Marines

Summer lunch program popular with kids

3 Jul 2007 | Ms. Heather Owens Marine Corps Base Camp Lejeune

Come in from the heat, my friend and sit down beside me. Let me tell you about the finest lunch-time dining in the area this summer. The food is a delight to any palate and includes warm rolls made fresh daily and melt-in-your-mouth vegetables and fruits right off the farm.

Oh, and the service … the service is primo. Everyone at this little bistro is warm and kind and serves up your food with a smile.

Where is this place you ask? It’s right here aboard Camp Lejeune at Brewster Middle School with a “franchise” at the Tarrawa Terrace II Elementary School.

What’s that you say? Well, it’s the 18th annual Summer Food Service Program for Children, a program that offers free lunches to any child from preschool through age 18.

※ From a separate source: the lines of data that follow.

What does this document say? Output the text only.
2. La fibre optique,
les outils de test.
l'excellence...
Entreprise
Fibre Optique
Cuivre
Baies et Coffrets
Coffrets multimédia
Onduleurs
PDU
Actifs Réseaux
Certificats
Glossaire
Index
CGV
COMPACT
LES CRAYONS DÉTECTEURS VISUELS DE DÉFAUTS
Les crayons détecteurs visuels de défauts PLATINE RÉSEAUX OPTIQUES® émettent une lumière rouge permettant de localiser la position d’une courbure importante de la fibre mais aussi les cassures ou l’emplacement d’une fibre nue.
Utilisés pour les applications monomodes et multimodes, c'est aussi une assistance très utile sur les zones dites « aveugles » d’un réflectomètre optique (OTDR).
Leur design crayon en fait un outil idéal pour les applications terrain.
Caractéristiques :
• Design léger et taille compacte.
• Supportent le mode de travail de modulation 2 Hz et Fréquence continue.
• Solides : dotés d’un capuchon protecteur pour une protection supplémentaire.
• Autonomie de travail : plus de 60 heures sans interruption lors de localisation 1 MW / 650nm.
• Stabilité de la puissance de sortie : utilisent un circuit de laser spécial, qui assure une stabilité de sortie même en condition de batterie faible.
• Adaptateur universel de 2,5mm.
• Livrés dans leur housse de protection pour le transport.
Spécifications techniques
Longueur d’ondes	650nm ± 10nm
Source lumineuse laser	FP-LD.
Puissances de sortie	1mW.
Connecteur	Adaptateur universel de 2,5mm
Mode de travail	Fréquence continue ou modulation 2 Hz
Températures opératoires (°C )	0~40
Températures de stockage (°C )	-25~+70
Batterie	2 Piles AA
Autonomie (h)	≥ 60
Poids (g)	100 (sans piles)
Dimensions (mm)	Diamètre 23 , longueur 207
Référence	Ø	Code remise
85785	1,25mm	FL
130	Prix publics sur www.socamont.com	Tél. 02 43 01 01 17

Adults are also able to dine with the kids while paying ala carte at very reasonable prices.
“It’s so great to have a way to get parents and kids together eating lunch. You see a dad and his son eating lunch over here and a mother and her children eating over there. It’s a relaxed environment and you have parents and kids talking to one another,” said Elizabeth Thomas, assistant superintendent of Camp Lejeune Department of Defense Education activity schools.

The lunches also fulfill another purpose as well. “For many children, summer vacation doesn’t mean ‘fun in the sun,’ but rather the possibility of increased hunger and developmental decline due to the loss of school supported meals.

Camp Lejeune Schools offers a potential solution to improve children’s summertime nutritional status,” said Jan Holt, director of food service for Camp Lejeune schools of the summer food service program. “The program is designed to bring nutritious meals to children during the summer months when school is not in session.”

The SFSPC was created in 1968 as a three-year pilot that provided grants to states to help provide meals for children when school was not in session. The program has grown over the years to include even more children and locations.

A special component of the Camp Lejeune program is the “farm to schools” element. Holt meets with local farmers, both during the school year and during the summer, and buys fresh produce for the school lunch program. The purchases include fresh cantaloupe, acorn squash, spring onions, tomatoes, green peppers, melons and, this time of year corn — in abundance.

“The children benefit as well as our local community and our growers,” said Holt. “This produce is not traveling across the United States — it’s traveling 20 miles and it’s served the same day or the next day when foods are right at the peak of their nutritional value.”
Marie Moore is the child nutrition manager for the SFSPC program at Brewster Middle School. She and her staff, as well as the staff at TTII Elementary, get up early each morning to make nutritional meals for the children. “I like this program because I love kids,” she said. “They’re my top priority. I like to make it like their home away from home when they come here. When they come here, they make my life enjoyable.”